Efsanevi performans hikayeleri doğru mu?
İrem hanım, 36 yaşında, bekar ve hayatın tadını çıkarmak isteyen bir erkek olarak danışma ihtiyacı duydum. Malum, gençliğimizde dillerden düşmeyen ‘efsanevi performans hikayeleri’ büyüdükçe peşimizi bırakmıyor! Gelin görün ki sevgilim bir süredir beni bu konuda sıkıştırıyor. Arkadaşlarıyla oturup kalkıp, onların sevgililerinin gecede 3-4 kez pistte yer aldığını öğrenmiş, şimdi bizim haftada iki dans etmemiz kendisine yetmiyor! Ben de bu ‘performans yarışı’ yüzünden terk edilme korkusuyla yanıp tutuşuyorum. Yani iş sahaya inince biraz daha mı tempolu olmam lazım, yoksa bu konuda yarışa katılmamakta mı fayda var? Şimdiden teşekkür ederim, bana biraz moral verin!
Değerli Okurum,
Öncelikle şu ‘gecede 3-4 kez’ meselelerine fazla takılmayalım. Unutma ki hayat bir spor müsabakası değil; önemli olan keyifli ve kaliteli vakit geçirebilmek.

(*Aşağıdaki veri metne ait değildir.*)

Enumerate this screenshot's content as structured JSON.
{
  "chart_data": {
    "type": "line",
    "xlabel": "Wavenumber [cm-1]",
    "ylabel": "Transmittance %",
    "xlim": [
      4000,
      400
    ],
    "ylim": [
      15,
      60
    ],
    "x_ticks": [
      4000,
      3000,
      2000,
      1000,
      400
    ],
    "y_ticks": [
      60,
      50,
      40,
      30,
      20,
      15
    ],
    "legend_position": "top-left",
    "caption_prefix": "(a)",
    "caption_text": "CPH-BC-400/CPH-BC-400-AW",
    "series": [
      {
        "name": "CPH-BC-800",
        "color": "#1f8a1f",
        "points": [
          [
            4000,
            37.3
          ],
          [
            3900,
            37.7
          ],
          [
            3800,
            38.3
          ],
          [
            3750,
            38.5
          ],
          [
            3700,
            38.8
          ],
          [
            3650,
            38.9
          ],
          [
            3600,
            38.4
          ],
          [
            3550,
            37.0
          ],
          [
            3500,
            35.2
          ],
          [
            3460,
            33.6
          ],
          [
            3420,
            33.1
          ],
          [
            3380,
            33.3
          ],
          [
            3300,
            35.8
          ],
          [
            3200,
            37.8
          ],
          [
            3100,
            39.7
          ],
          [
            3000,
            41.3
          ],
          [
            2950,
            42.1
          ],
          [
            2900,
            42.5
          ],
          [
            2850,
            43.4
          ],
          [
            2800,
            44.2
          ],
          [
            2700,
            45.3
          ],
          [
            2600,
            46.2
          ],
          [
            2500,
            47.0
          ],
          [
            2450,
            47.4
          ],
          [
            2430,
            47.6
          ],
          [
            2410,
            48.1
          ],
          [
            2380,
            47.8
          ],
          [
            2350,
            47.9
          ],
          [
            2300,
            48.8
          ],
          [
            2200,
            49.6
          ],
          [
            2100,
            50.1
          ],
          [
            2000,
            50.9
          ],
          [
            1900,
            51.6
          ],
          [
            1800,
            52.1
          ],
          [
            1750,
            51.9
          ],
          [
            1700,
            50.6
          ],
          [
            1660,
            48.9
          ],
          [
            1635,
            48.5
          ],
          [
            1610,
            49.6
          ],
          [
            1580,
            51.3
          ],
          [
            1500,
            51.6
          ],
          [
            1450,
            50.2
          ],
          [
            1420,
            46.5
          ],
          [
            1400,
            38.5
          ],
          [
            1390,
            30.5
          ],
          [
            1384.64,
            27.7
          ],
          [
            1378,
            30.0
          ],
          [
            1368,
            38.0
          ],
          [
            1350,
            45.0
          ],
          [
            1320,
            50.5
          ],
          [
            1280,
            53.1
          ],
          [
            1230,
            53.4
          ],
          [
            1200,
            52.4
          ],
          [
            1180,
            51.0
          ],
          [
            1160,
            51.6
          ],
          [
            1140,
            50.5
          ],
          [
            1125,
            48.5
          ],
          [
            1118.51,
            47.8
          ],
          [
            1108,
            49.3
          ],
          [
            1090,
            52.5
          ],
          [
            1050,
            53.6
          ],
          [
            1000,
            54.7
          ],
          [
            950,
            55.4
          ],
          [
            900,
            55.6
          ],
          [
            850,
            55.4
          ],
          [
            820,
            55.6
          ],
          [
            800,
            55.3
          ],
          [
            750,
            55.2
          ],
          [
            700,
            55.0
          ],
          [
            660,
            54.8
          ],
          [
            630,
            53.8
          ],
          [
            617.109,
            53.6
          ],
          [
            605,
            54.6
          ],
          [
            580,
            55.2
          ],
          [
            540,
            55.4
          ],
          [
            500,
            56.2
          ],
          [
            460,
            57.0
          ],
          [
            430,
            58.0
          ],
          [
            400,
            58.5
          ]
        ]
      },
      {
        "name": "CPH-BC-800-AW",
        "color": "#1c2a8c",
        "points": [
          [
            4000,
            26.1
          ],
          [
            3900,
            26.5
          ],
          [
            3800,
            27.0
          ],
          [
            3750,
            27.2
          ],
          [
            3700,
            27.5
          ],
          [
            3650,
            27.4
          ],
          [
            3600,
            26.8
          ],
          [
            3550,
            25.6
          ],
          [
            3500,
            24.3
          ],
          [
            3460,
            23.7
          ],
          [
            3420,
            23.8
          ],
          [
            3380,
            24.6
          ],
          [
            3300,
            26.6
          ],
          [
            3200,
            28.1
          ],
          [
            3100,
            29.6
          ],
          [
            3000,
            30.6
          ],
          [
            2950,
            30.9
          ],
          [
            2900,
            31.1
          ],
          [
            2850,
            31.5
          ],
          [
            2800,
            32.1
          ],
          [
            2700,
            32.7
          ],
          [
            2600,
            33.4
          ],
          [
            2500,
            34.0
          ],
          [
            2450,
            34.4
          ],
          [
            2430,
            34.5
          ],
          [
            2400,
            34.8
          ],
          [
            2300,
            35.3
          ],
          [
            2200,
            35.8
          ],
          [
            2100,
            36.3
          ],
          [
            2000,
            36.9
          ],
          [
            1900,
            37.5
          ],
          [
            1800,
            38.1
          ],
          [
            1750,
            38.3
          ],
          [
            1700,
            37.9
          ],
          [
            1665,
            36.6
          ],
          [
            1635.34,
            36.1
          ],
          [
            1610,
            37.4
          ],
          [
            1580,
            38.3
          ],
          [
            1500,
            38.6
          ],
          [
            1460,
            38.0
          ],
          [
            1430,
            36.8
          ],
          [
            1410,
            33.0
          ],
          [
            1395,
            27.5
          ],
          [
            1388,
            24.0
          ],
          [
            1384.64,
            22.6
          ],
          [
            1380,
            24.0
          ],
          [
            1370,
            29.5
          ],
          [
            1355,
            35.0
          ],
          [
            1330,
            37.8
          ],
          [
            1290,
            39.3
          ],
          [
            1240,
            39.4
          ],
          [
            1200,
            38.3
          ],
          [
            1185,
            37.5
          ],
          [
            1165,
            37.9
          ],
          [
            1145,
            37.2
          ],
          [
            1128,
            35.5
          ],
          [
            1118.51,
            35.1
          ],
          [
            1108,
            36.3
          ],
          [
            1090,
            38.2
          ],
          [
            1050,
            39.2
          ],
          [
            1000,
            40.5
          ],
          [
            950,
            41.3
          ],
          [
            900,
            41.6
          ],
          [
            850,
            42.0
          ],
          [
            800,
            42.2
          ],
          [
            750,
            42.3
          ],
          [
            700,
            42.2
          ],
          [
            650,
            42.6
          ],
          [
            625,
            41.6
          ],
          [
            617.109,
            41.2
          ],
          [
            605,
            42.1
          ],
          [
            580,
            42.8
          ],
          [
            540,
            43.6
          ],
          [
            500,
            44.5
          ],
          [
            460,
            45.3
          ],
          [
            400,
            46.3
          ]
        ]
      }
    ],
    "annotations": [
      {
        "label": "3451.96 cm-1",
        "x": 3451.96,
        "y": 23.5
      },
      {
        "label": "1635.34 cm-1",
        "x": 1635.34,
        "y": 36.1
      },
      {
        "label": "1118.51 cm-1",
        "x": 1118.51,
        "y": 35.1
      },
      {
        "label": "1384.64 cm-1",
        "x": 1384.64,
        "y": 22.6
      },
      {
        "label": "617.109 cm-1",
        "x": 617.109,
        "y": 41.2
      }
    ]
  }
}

Sevgilinin arkadaş çevresine bir gönderme yapacak olursak, bazen yarışta değil, dans pistinde olduğumuzu hatırlatmak lazım! İlişkinizde haftada iki derin ve özel anlar yaratabiliyorsan, işin esası orada. Performans meselesini bir süre kafandan çıkar ve sevgilinle bağını güçlendirmeye odaklan. Hem kim demiş ‘her gün pistte olmak’ zorunda olduğunuzu? Hayat kısa ama kalite her zaman sayıdan önemlidir! Eğer sevgilin bunu anlamıyorsa belki de pistte yanlış dans partneri ile bulunuyorsun demektir. Dert etme; sahneni sev, kendi ritminde dans et ve keyfine bak!